A mesma situação quase ocorreu com a servidora pública Sophia Santos, 23, que vota no colégio Frederico Costa, na Vila Laura. Mas no final das contas ela conseguiu, após muitas tentativas, checar a sua seção.

"Tentei desde terça-feira porque eu sou azarada e sei que teria alguma mudança. Mas não consegui checar, nem pelo site nem pelo aplicativo. Quando cheguei ao colégio me avisaram que eu não votava no mesmo lugar e fiquei rezando para o e-título funcionar. Por sorte, consegui", disse a servidora.

Balanço
O presidente do Tribunal Regional Eleitoral da Bahia (TRE-BA), desembargador Jatahy Júnior, fez um balanço das eleições no estado ao fim do horário de votação. A avaliação de Jatahy foi de que a eleição correu com tranquilidade em todo o estado e classificou o balanço como positivo.

"Os eleitores compareceram com máscara, a maioria com sua caneta, respeitaram as filas. Foi uma eleição dificil de ser preparada em função da pandemia. Mas o TRE, o TSE, o ministro Barroso tiveram a astúcia de contar com a iniciativa privada para dar todas as condições de trabalho, garantindo o álcool gel, máscaras, face shields, a marcação das filas.

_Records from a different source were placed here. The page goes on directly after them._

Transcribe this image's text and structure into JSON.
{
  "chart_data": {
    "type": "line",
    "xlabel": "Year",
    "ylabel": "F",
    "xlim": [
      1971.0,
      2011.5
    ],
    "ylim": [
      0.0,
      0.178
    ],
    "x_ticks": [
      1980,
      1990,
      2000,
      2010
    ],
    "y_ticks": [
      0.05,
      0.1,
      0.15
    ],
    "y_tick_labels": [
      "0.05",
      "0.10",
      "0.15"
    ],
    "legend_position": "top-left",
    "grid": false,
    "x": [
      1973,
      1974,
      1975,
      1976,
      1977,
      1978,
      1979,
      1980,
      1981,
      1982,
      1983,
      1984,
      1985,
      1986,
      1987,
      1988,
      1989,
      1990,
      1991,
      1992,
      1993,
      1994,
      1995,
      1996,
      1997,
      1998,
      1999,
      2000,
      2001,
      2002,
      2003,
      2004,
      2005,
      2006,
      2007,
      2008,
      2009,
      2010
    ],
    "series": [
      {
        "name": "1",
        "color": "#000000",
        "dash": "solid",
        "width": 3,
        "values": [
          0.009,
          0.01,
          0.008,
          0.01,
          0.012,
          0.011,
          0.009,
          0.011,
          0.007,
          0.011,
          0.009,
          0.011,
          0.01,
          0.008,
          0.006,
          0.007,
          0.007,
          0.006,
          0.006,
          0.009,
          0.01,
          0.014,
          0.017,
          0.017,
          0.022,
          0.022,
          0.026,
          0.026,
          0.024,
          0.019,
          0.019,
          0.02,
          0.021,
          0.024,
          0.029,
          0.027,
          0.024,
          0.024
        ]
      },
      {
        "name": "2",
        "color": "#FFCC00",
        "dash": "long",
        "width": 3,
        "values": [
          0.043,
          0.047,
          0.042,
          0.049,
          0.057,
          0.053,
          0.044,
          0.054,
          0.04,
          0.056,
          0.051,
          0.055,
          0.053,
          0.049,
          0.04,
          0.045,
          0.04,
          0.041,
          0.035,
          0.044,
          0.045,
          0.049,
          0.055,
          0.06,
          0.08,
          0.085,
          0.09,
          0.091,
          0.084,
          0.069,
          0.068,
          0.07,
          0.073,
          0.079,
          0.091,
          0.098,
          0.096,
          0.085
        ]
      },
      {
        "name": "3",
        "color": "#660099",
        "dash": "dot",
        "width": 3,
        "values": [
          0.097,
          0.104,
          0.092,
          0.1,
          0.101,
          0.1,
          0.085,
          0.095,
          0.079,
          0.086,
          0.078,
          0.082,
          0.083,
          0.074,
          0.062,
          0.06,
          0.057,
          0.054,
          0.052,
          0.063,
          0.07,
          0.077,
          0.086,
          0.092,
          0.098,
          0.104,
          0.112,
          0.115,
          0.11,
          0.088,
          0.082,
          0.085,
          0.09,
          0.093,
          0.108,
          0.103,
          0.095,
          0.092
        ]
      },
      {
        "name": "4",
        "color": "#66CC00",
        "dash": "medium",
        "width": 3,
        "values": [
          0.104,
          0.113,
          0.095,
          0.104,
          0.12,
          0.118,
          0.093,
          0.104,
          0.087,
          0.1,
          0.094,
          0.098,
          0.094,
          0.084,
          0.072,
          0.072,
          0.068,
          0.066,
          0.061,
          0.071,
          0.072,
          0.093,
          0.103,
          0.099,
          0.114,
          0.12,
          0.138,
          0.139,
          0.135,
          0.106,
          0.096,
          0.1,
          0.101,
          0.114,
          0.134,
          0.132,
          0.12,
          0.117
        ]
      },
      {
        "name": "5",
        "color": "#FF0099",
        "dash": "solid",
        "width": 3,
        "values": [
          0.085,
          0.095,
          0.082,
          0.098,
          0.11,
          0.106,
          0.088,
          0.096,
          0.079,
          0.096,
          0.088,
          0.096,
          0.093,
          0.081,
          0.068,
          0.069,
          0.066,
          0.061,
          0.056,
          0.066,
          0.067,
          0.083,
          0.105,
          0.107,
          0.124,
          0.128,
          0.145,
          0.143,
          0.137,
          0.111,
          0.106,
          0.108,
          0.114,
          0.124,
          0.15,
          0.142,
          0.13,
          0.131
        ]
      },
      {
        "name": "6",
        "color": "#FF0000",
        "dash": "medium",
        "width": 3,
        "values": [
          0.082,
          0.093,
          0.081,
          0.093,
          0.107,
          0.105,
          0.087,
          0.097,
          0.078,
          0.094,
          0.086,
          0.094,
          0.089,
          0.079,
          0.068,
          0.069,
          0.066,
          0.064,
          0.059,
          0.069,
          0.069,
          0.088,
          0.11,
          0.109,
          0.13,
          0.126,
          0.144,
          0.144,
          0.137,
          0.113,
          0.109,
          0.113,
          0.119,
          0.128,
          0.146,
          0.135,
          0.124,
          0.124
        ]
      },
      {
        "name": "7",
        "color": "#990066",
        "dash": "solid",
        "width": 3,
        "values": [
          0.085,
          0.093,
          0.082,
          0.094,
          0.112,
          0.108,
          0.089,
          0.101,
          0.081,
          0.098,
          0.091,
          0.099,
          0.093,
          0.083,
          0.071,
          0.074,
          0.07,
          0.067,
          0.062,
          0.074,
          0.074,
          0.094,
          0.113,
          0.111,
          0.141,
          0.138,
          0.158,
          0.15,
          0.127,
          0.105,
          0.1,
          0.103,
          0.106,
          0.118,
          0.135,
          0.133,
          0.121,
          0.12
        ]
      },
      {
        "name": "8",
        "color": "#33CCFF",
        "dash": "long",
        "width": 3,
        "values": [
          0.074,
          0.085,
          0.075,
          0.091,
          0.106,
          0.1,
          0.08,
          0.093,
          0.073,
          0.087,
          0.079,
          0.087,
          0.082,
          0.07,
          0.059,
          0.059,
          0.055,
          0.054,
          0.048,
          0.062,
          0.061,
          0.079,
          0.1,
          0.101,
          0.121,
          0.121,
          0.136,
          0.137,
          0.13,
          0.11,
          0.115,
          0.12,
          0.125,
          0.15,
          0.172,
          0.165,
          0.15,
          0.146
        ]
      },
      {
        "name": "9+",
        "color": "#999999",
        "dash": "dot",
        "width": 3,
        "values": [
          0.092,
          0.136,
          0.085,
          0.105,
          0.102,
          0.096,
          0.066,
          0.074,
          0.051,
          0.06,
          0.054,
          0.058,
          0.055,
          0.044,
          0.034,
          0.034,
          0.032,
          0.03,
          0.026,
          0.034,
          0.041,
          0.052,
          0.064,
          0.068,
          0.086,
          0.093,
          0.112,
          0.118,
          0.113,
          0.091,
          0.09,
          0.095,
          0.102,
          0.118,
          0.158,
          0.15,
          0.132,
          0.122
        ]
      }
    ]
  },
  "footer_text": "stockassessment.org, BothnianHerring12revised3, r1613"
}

Superamos as dificuldades" avaliou.

Sobre a mudança de algumas seções de votação, que provocaram algumas confusões ao longo do dia, o presidente ressaltou a divulgação feita nos veículos de comunicação e pelo próprio Tribunal:

"O eleitor foi esclarecido dessas mudanças que ocorreram, nós fizemos divulgação e no site. Até no dia de hoje, os mais desatentos tiveram oportunidade de confirmar o local de votação hoje", disse.

A apuração dos votos foi mais demorada do queo habitual. O ministro Luís Roberto Barroso, presidente do Tribunal Superior Eleitoral (TSE), afirmou que um problema técnico provocou uma lentidão na totalização dos votos nas eleições municipais.

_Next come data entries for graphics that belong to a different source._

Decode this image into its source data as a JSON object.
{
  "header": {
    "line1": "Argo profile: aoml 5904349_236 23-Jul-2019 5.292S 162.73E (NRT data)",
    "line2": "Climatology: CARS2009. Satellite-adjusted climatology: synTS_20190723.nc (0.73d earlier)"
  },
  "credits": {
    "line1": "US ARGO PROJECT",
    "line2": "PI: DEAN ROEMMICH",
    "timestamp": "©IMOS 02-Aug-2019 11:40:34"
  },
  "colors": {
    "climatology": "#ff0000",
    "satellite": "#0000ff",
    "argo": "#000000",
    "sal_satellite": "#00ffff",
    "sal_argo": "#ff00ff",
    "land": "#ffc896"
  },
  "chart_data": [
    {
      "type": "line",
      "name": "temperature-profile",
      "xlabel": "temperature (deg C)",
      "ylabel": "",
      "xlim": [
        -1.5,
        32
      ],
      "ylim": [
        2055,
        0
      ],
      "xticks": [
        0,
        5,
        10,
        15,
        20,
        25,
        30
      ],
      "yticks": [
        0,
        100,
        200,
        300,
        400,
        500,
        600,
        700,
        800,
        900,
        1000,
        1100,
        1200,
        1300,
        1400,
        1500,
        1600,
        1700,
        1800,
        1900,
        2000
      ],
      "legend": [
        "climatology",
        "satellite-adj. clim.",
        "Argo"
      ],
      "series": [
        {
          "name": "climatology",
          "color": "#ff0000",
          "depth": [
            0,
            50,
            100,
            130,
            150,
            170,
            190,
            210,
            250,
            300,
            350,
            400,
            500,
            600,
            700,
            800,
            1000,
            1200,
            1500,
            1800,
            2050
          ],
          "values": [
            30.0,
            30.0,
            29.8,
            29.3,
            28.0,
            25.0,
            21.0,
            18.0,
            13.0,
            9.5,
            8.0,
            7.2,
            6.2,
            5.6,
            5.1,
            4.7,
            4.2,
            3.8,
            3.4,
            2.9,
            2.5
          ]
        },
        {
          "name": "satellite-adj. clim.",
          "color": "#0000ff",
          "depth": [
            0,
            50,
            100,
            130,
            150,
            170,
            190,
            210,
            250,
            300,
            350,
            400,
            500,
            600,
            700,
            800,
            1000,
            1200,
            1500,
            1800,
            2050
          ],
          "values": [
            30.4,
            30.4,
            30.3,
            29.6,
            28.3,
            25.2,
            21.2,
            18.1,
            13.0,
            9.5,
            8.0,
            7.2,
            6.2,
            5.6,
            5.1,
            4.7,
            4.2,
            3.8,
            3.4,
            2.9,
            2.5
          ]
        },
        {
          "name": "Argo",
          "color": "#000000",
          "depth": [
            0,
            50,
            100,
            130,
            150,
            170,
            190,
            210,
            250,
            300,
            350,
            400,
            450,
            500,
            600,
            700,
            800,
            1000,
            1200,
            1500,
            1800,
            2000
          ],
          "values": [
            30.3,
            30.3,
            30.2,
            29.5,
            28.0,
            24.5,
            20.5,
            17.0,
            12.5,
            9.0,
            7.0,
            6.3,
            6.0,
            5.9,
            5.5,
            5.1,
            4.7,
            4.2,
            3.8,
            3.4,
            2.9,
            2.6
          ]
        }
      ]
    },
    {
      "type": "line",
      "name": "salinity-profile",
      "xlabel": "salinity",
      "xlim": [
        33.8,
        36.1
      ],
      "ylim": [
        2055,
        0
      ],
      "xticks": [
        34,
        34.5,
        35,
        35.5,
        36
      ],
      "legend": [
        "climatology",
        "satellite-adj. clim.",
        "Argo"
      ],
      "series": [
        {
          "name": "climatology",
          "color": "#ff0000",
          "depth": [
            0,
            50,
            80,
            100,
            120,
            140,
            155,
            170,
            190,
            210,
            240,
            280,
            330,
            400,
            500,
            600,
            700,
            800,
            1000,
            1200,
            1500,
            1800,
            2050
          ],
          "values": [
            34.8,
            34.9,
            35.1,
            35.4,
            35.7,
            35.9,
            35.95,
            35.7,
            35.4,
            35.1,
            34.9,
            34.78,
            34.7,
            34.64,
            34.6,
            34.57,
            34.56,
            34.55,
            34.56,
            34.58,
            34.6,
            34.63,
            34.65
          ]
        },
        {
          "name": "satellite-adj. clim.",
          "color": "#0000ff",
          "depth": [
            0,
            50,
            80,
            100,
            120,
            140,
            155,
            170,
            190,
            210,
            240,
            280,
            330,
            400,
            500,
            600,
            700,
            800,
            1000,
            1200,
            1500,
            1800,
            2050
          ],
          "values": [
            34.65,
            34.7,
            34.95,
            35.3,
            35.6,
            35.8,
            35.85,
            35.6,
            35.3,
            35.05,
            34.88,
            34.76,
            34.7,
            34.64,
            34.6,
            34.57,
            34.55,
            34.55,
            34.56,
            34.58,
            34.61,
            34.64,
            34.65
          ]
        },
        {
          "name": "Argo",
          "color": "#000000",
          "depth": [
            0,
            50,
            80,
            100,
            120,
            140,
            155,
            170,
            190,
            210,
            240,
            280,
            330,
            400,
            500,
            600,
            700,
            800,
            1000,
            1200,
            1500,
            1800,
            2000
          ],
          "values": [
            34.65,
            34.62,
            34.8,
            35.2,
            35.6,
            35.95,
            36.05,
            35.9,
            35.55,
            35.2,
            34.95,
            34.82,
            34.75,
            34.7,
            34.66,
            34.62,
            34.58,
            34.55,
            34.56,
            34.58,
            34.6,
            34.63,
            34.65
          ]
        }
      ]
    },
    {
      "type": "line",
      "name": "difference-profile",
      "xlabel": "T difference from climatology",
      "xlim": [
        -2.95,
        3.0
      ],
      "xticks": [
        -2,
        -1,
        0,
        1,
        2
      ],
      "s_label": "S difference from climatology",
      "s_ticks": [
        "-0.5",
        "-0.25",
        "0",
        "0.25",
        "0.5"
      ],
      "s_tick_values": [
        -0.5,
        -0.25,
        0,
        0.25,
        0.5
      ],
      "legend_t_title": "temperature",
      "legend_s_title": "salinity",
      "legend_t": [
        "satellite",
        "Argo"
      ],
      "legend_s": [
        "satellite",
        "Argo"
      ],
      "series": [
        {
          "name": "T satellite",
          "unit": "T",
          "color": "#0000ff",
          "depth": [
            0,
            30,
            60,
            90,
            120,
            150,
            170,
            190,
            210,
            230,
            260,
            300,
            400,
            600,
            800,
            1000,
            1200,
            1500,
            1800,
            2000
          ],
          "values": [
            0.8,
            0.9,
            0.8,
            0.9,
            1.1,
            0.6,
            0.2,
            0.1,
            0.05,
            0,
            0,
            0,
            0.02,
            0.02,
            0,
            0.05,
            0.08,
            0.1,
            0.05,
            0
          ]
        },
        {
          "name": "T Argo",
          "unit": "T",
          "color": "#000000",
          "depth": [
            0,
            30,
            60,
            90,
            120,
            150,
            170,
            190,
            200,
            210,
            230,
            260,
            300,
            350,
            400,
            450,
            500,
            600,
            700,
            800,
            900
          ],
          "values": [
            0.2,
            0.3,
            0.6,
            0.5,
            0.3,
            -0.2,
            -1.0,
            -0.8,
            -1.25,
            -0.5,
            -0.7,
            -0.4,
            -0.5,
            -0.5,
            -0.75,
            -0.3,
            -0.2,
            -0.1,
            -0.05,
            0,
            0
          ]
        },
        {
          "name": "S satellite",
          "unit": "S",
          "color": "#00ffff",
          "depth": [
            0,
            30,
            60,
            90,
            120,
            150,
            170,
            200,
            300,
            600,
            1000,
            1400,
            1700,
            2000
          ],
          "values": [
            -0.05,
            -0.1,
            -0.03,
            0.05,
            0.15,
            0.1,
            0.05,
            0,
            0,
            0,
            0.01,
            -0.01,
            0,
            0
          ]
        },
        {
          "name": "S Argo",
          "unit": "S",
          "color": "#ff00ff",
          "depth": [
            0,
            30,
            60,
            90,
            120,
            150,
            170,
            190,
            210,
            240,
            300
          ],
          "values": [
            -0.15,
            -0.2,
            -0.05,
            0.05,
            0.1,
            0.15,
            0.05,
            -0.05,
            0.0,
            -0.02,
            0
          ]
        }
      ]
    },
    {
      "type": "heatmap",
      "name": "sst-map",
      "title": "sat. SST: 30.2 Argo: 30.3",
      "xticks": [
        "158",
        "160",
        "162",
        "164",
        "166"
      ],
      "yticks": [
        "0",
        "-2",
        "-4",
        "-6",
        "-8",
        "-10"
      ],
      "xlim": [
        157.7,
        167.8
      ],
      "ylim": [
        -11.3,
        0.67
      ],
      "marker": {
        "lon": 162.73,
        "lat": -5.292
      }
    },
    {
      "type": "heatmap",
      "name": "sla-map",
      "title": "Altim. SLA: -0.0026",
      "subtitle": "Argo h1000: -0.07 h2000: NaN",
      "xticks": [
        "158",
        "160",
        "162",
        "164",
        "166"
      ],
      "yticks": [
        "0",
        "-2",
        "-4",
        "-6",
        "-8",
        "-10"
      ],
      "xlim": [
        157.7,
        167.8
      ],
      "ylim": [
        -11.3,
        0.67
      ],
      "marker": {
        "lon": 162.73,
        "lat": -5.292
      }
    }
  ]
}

Segundo o ministro, uma falha em processadores de um computador provocou lentidão na totalização dos votos e, consequentemente, na divulgação dos resultados.

“Houve um atraso na totalização dos resultados por força de um problema técnico que foi exatamente o seguinte: um dos núcleos de processadores do supercomputador que processa a totalização falhou e foi preciso repará-lo”, disse o ministro durante entrevista coletiva no TSE.

O ministro explicou que a urna eletrônica imprime o boletim ao final do dia, o que atesta que a votação ocorreu.

“A ideia de que a demora possa trazer algum tipo de consequência para o resultado não faz nenhum sentido. Porque o resultado já saiu quando a urna imprimiu o boletim”, declarou.

Justificativa
Quem não compareceu às seções eleitorais no domingo (15), tem até 60 dias para justificar a ausência junto à Justiça Eleitoral. Para tanto, é preciso levar documentação que comprove por que não foi possível participar do pleito.

A justificativa pode ser feita pelo aplicativo e-Título, pelo Sistema Justifica ou entregando um Requerimento de Justificativa do Eleitor em qualquer zona eleitoral, sempre acompanhado do documento que comprove a ausência. É possível ainda enviar o requerimento por via postal ao juiz da zona eleitoral em que está inscrito.

Para saber a zona eleitoral à qual está vinculado, o eleitor deve entrar em contato com o Tribunal Regional Eleitoral do seu estado ou fazer a consulta no Portal do Tribunal Superior Eleitoral (TSE).

Caso o eleitor não compareça no segundo turno, nas cidades onde houver, marcado para o dia 29 deste mês, ele terá até o dia 28 de janeiro para estar quite com a Justiça Eleitoral.